The General Council's report to next month's Trades Union Congress should shortly be available online at
http://www.tuc.org.uk/the_tuc/index.cfm?mins=62&minors=2&majorsubjectID=19. I got my copy over the weekend.
Whereas the Annual Report of UNISON's National Executive Council (NEC) to our Conference has come more and more to resemble a company (or college) prospectus, the General Council report, although just as prone to accentuating the positive, remains a heavier document, perhaps because the TUC is increasingly mindful that it needs to justify its existence (a need not felt by the authors of some other Annual Reports).
Since this is a niche blog, and you're not reading it for fun, and in the forlorn hope that this week won't be too busy at work, I'll read the report chapter by chapter and blog comments as I go.
The first chapter of the report deals with the "A Future That Works Campaign" (a title, we are told, which was adopted in the spring as part of a "rebranding" of "the most vital campaign for our movement in a generation" mandated by last year's Congress).
This chapter provides an overview and therefore doesn't deal with "day to day campaigning" - not even 30 November 2011 (which is remembered on planet TUC as "Pensions Justice Day") of which, the report's authors observe that it "represented a mass mobilisation in many ways as challenging as the 26 March demonstration last year" (a comment which provides a fascinating insight into the difference of perspective when looking at a mass strike from Congress House, as opposed to a picket line, since a strike is much much harder to organise than a march).
As well as looking forward to the forthcoming 20 October demonstration ("which the General Council have, after consulting unions, decided should be the next major event of the campaign") the report looks back to a special General Council meeting which took place in early October last year which concluded that our "most vital campaign" should have four elements.
The first of these elements is "the battle of ideas" which, it appears, we are waging through research, seminars and Conferences intended to give us economic messages which are comprehensive and credible, with arguments backed up by authoritative evidence.
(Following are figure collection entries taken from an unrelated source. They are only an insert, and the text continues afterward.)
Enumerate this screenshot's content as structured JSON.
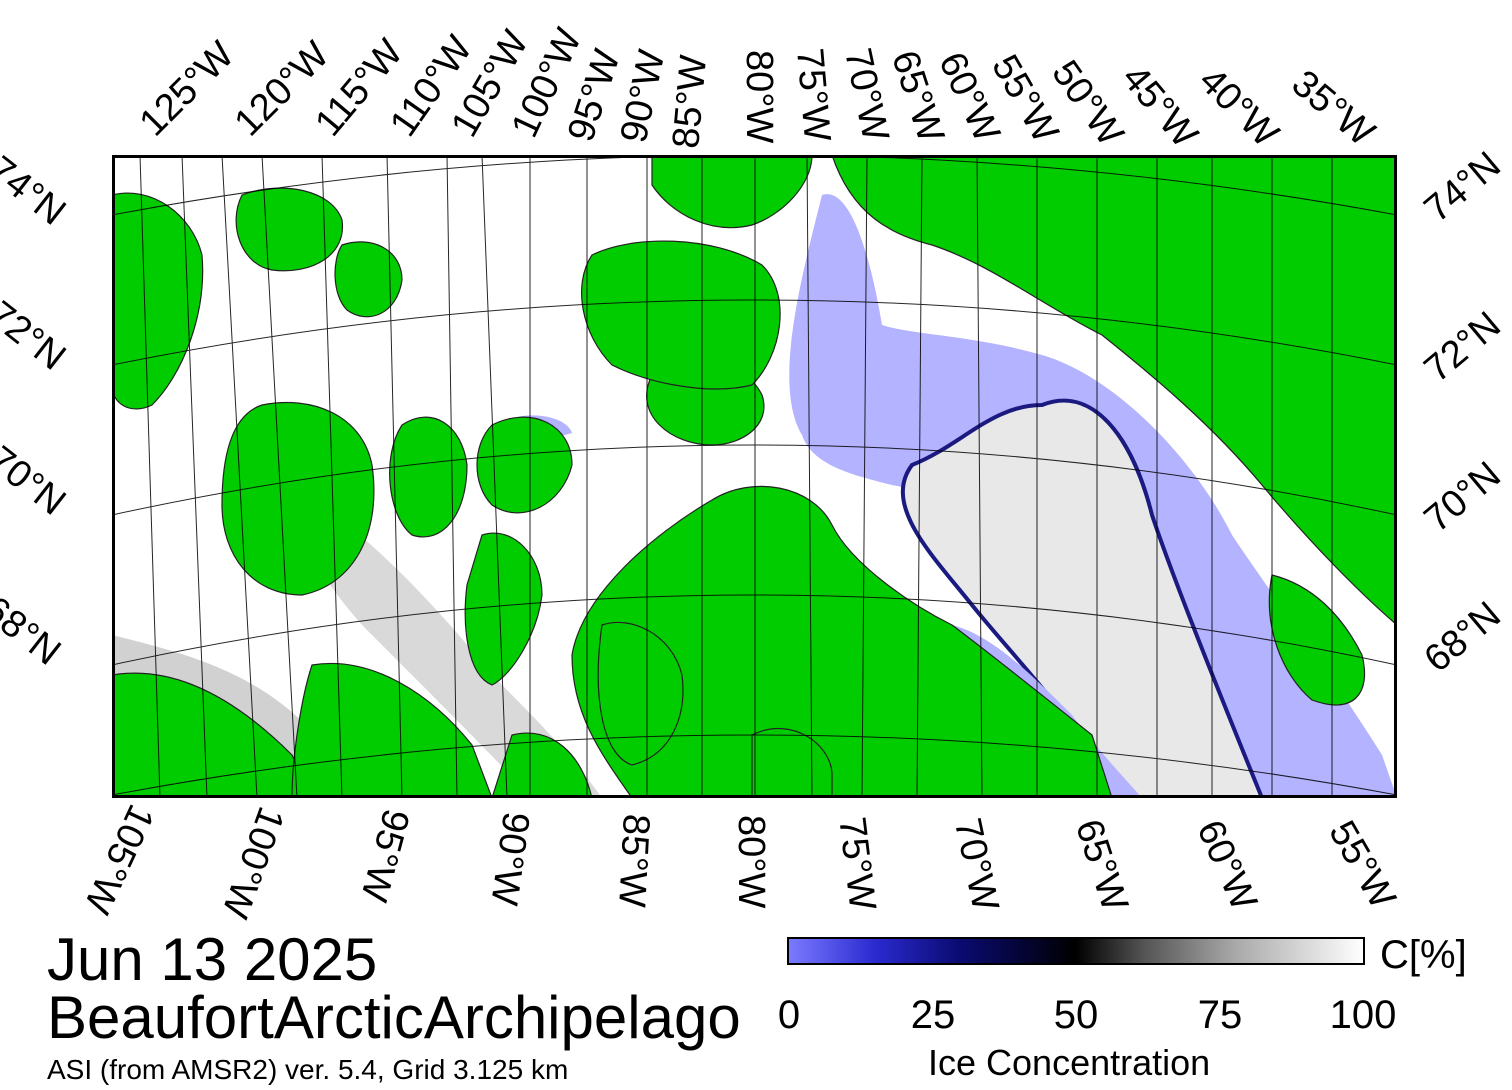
{
  "map": {
    "date": "Jun 13 2025",
    "region": "BeaufortArcticArchipelago",
    "source": "ASI (from AMSR2) ver. 5.4,  Grid 3.125 km",
    "colors": {
      "land": "#00cc00",
      "open_water": "#b3b3ff",
      "ice_full": "#ffffff",
      "ice_mid": "#000000",
      "ice_low": "#2a2ad0",
      "graticule": "#000000",
      "coastline": "#333333"
    },
    "top_lon_labels": [
      "125°W",
      "120°W",
      "115°W",
      "110°W",
      "105°W",
      "100°W",
      "95°W",
      "90°W",
      "85°W",
      "80°W",
      "75°W",
      "70°W",
      "65°W",
      "60°W",
      "55°W",
      "50°W",
      "45°W",
      "40°W",
      "35°W"
    ],
    "bottom_lon_labels": [
      "105°W",
      "100°W",
      "95°W",
      "90°W",
      "85°W",
      "80°W",
      "75°W",
      "70°W",
      "65°W",
      "60°W",
      "55°W"
    ],
    "left_lat_labels": [
      "74°N",
      "72°N",
      "70°N",
      "68°N"
    ],
    "right_lat_labels": [
      "74°N",
      "72°N",
      "70°N",
      "68°N"
    ]
  },
  "colorbar": {
    "unit": "C[%]",
    "title": "Ice Concentration",
    "ticks": [
      "0",
      "25",
      "50",
      "75",
      "100"
    ],
    "range": [
      0,
      100
    ]
  }
}
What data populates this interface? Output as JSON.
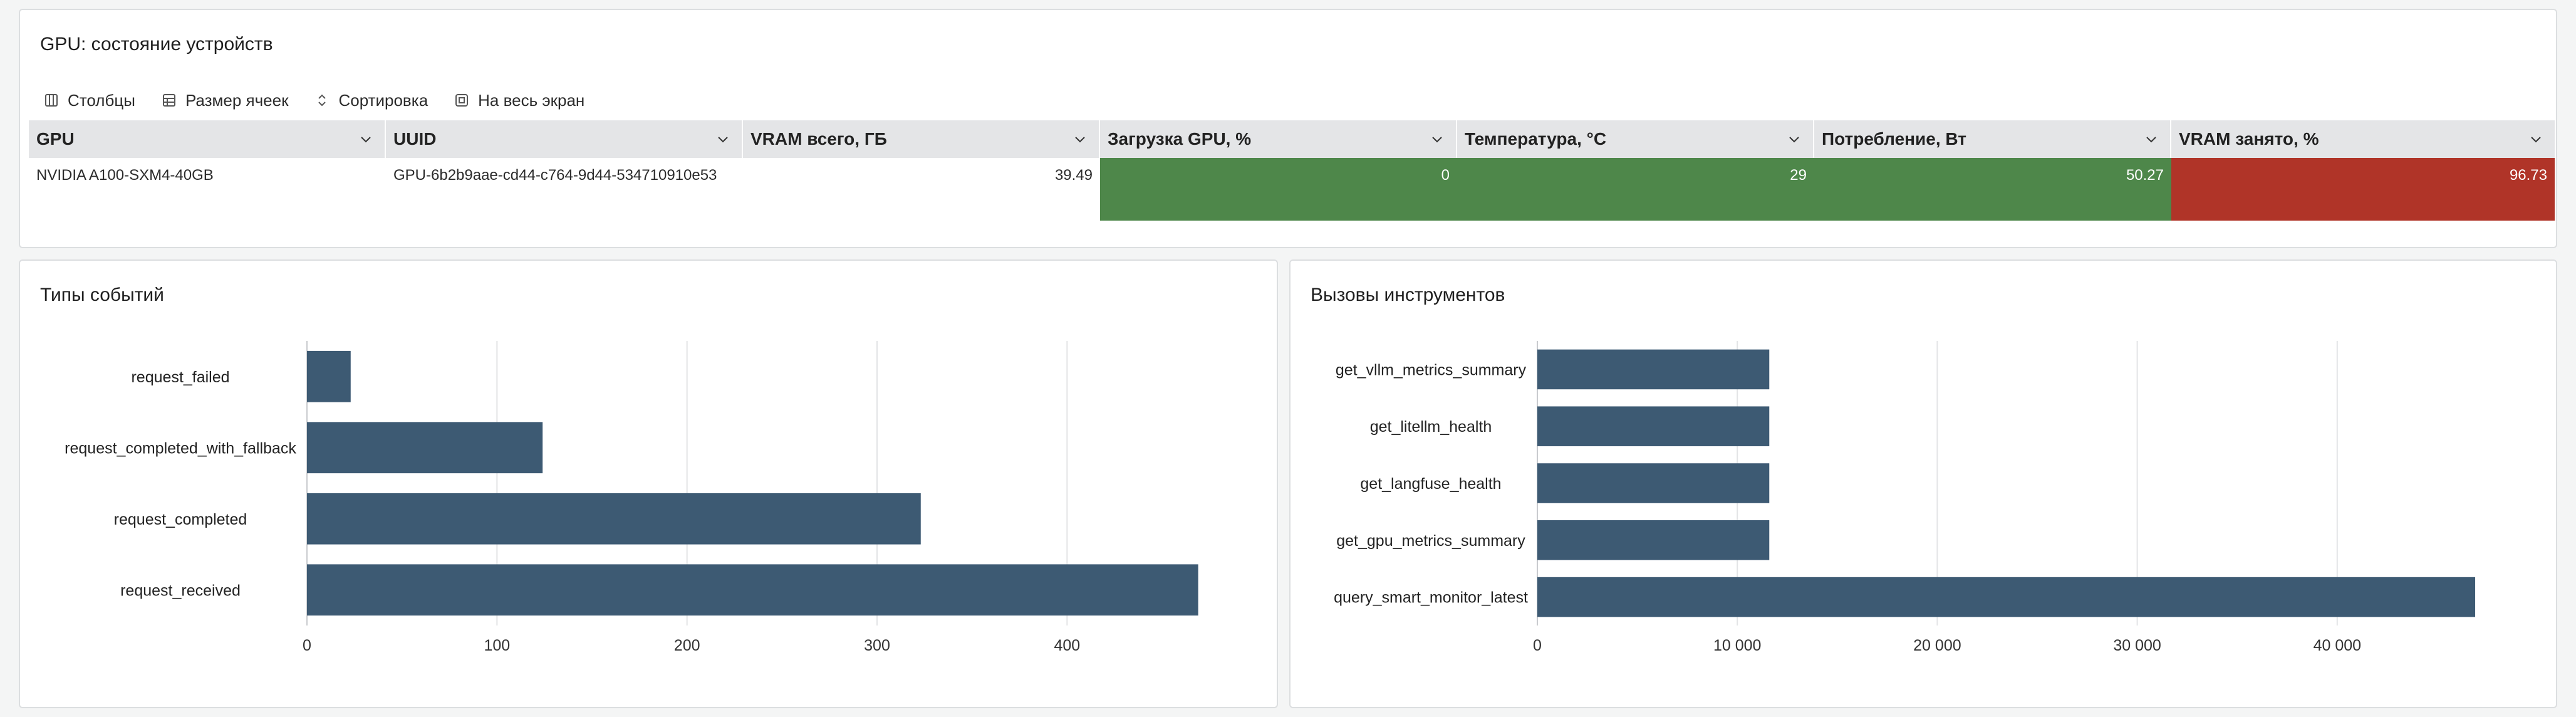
{
  "gpu_panel": {
    "title": "GPU: состояние устройств",
    "toolbar": {
      "columns": "Столбцы",
      "cell_size": "Размер ячеек",
      "sort": "Сортировка",
      "fullscreen": "На весь экран"
    },
    "columns": [
      {
        "key": "gpu",
        "label": "GPU"
      },
      {
        "key": "uuid",
        "label": "UUID"
      },
      {
        "key": "vram_total",
        "label": "VRAM всего, ГБ"
      },
      {
        "key": "gpu_load",
        "label": "Загрузка GPU, %"
      },
      {
        "key": "temperature",
        "label": "Температура, °C"
      },
      {
        "key": "power",
        "label": "Потребление, Вт"
      },
      {
        "key": "vram_used",
        "label": "VRAM занято, %"
      }
    ],
    "rows": [
      {
        "gpu": "NVIDIA A100-SXM4-40GB",
        "uuid": "GPU-6b2b9aae-cd44-c764-9d44-534710910e53",
        "vram_total": "39.49",
        "gpu_load": "0",
        "temperature": "29",
        "power": "50.27",
        "vram_used": "96.73"
      }
    ],
    "colors": {
      "ok": "#4e874a",
      "critical": "#b03428",
      "header_bg": "#e4e5e7"
    }
  },
  "events_panel": {
    "title": "Типы событий",
    "chart_data": {
      "type": "bar",
      "orientation": "horizontal",
      "categories": [
        "request_failed",
        "request_completed_with_fallback",
        "request_completed",
        "request_received"
      ],
      "values": [
        23,
        124,
        323,
        469
      ],
      "xlim": [
        0,
        480
      ],
      "xticks": [
        0,
        100,
        200,
        300,
        400
      ],
      "xtick_labels": [
        "0",
        "100",
        "200",
        "300",
        "400"
      ],
      "grid": true,
      "color": "#3d5a73"
    }
  },
  "tools_panel": {
    "title": "Вызовы инструментов",
    "chart_data": {
      "type": "bar",
      "orientation": "horizontal",
      "categories": [
        "get_vllm_metrics_summary",
        "get_litellm_health",
        "get_langfuse_health",
        "get_gpu_metrics_summary",
        "query_smart_monitor_latest"
      ],
      "values": [
        11600,
        11600,
        11600,
        11600,
        46900
      ],
      "xlim": [
        0,
        50000
      ],
      "xticks": [
        0,
        10000,
        20000,
        30000,
        40000
      ],
      "xtick_labels": [
        "0",
        "10 000",
        "20 000",
        "30 000",
        "40 000"
      ],
      "grid": true,
      "color": "#3d5a73"
    }
  }
}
All of these aspirations can be judged against the criterion of the absurd alternative (in that no one would suggest we set out to advance messages which are partial and/or incredible, having no evidential basis).
However, for a trade union centre looking for a role in a twenty first century in which just three affiliates have a majority of the membership, and in which the Party of the (centre) Left is generally too timid even to own up to social democracy, this modest objective that the TUC should develop economic policy for the labour movement seems reasonable.
The second element of the campaign, clearly building to some extent on the first, is "the battle for narrative" - which seems to mean that we'll try to shift public opinion, basing our approach in part upon finding out what people are thinking now in order to tailor our message to maximum effect in changing their minds.
Whilst this also seems to be a sensible element of a present day role for the TUC, it's odd that the demarcation that kept "day to day campaigning" out of this first chapter of the report precludes mention of the dramatic (if temporary) victory in the "battle for narrative" on 30 November, when opinion poll data showed large majority support for a strike condemned by the Government and opposed by much of the media.
The third element of the campaign is "day to day" campaigning, concerning which this chapter gives limited information about pilot projects based around clusters of marginal Parliamentary constituencies. Since it is individual unions (rather than the TUC) who have the capacity to mobilise "bodies on the ground" for campaiging activity, this is probably a more challenging element of the campaign for the TUC to develop.
The third element of the campaign appears to relate to the fourth, which is "building better campaign capacity" and this must also be challenging, given that the only funding for the campaign has been a one-off single-year 10p per member levy on affiliates which may (or may not) be repeated.
The first chapter of the report concludes by previewing the 20 October demonstration (now less than 8 weeks away) (www.afuturethatworks.org). The ability of a trade union centre formally to organise such events on behalf of the movement as a whole is a compelling justification for the continued existence of the TUC (as a body to which even the largest and most prickly trade unions will defer as they would not to each other).
I very much hope to emerge from Congress, in a little over a fortnight's time, convinced that we will - on 20 October - show, as the report almost puts it "that the scale of opposition to the austerity based policies being adopted by the Government" has not diminished since 26 March 2011.
The campaign against the Government is at the front of the report of the TUC General Council. It needs to be at the front of the work of thousands of paid officials and tens of thousands of shop stewards and activists over the coming weeks.